ABSTRACT

Today neo-Schumpeterian economics has become an independent and also widely recognized research programme (e.g. Dosi et al. 1988, Fagerberg et al. 2005, Dopfer 2005 and Hanusch and Pyka 2007a) which influences considerably the design of innovation and technology policy in particular by international organizations such as the OECD (OECD 1991), the World Bank (World Bank 1999) and the European Commission. Since the mid-1990s, technology and innovation policy cannot be analysed without neo-Schumpeterian concepts such as technological clusters (e.g. Braunerhjelm and Feldman 2007), innovation networks (e.g. Pyka 2002) and entrepreneurship (e.g. Grebel et al. 2003). Until most recently, however, the innovation-orientation of the neoSchumpeterian approach is applied almost exclusively to manufacturing and service industries. In Hanusch and Pyka (2007b) we show that the innovationorientation in the industrial sector is only one prerequisite for economic growth and development. The growth success of an economy similarly depends at least on the innovation-orientation or respectively future-orientation of financial markets as well as the public sector. Economic growth and development are carried by these three pillars of economic systems which are encompassed by the bracket of true uncertainty (Knight 1921) which is inseparably connected to all kinds of innovative development processes. This intrinsic uncertainty of innovation processes is the major cause why mainstream economic approaches can be applied neither for analysing industries or financial markets, nor for the activities of the public sector when it comes to true innovation. The concept of rationality applied in neo-classical economics is not applicable in uncertain situations. The Olympic rationality of neo-classical economics leads to a pathological pessimism concerning any kind of innovation. Without a general willingness to innovate, i.e. a willingness to deal with the ex ante non predictable possibility of failure and economic losses, any innovative behaviour becomes impossible. From this, one can easily see that for an economic analysis of the potentials for growth and development of economies one cannot apply the idea of innovation to industrial sectors only.
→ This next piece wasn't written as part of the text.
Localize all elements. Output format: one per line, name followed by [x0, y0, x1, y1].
The innovation orientation has to be transferred to

the financial markets and the public sector, as well as to the important mutual influences between these three realms of economic development. By this transfer of the innovation-respectively future-orientation and the accompanying uncertainty we develop Comprehensive Neo-Schumpeterian Economics (CNSE) (Hanusch and Pyka 2007c). Only in CNSE concepts used in the theory of financial markets like venture capital or in theory of public choice like political entrepreneurship receive their original innovative meaning. The purpose of this chapter is to summarize our work (Hanusch and Pyka 2007a, 2007b, 2007c, 2007d) on the future orientation of the public sector in the CNSE approach. For this purpose we outline in Section 2 a neo-Schumpeterian theory of the public sector. In Section 3 we focus on the normative view on the public sector. Section 4 then looks at the co-evolutionary dimension. Section 5 finally applies empirically our theory to the public sectors of the European Union and their dynamics. Section 6 concludes.